Q5: Could you share the list of viruses and transgenic flies of GRAB sensor?

A5: Click here for the list of viruses (information including virus type, serotype, promotor, version of sensor, publication etc.). The GRAB sensor transgenic flies are also included in the list, contact us by email to order these materials. Email address: [email protected].

Q6: Can the sensors be expressed in vivo for a long-term period?

A6: Yes. We can record good signals from GRAB sensor after expression for 3 to 6 months in mice brain by AAV infection.

Q7: Can GRAB sensors detect excitability of neurons?

A7: No. The change of fluorescent intensity only indicates the dynamics of corresponding neurotransmitter, which has no direct correlation with excitability of neurons. Other approach is needed for detection of neuron excitability.

Q8: Is there any downstream G-protein/β-arrestin coupling for GRAB sensors?

A8: The tested GRAB sensors show minimal coupling with G protein and there is no internalization of GRAB sensors induced by coupling with β-arrestin.

Q9: Does the expression of GRAB sensors have specific effect on neurons?

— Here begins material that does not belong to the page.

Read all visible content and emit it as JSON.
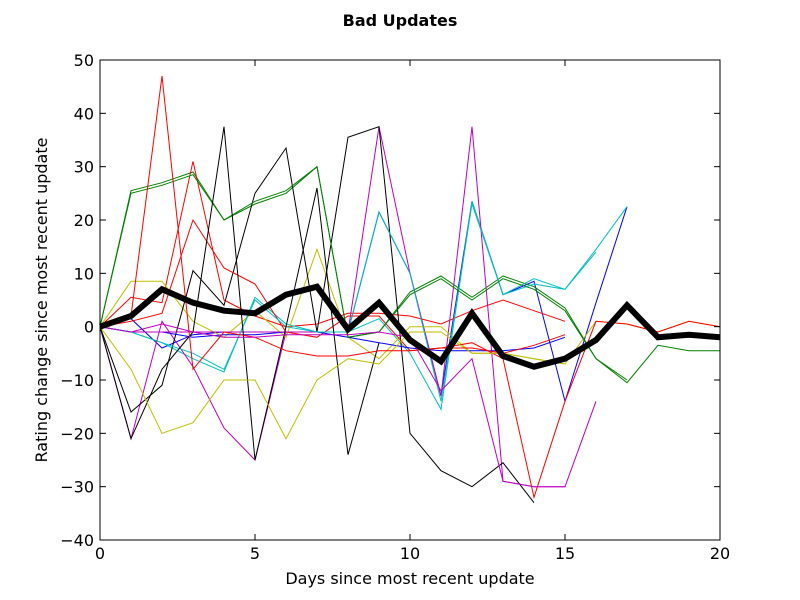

A9: The tested GRAB sensors have no/ very little specific effect on neurons. For example: 1) Simultaneous patch-clamp recordings showed that the resting membrane potential, input resistance, membrane time constant and average spiking frequency of GACh2.0-expressing CA1 neurons have no significant difference comparing with nearby control non-expressing neurons. Moreover, AMPA, NMDA, and GABAergic responses, as well as paired pulse facilitation of AMPA responses in GACh2.0-expressing neurons, remained unchanged. Moreover, chronic AAV expression of GACh2.0 in the dentate gyrus of hippocampus did not affect the Cal590 fluorescence responses elicited by high K+. We made acute cortical slices after chronic in vivo lentiviral expression of GACh2.0 in barrel cortical L5 pyramidal neurons in mice. Simultaneous patch-clamp recordings showed that GACh2.0-expressing and control non-expressing L5 pyramidal neurons displayed the same resting membrane potential, input resistance, membrane time constant, and average spiking frequency, as well as AMPA, NMDA, and GABAergic responses, and paired pulse facilitation of AMPA responses (Jing et al., 2018, Nature Biotechnology). 2) The experiment on brain slices in hippocampus in mice and on larvae of zebrafish showed that the expression of NE1m had no effect on calcium signal (Feng et al., 2019, Neuron). We co-expressed 5-HT1.0 and jRCaMP1a in fly, and observed no change in calcium signal compare to the non-expressing fly (Wan et al., 2020, bioRxiv).

Q10: Can sensors be used on patients?

A10: No. The GRAB sensors can be used on cultured cells, tissues, organoid and experimental animals, but not in clinical.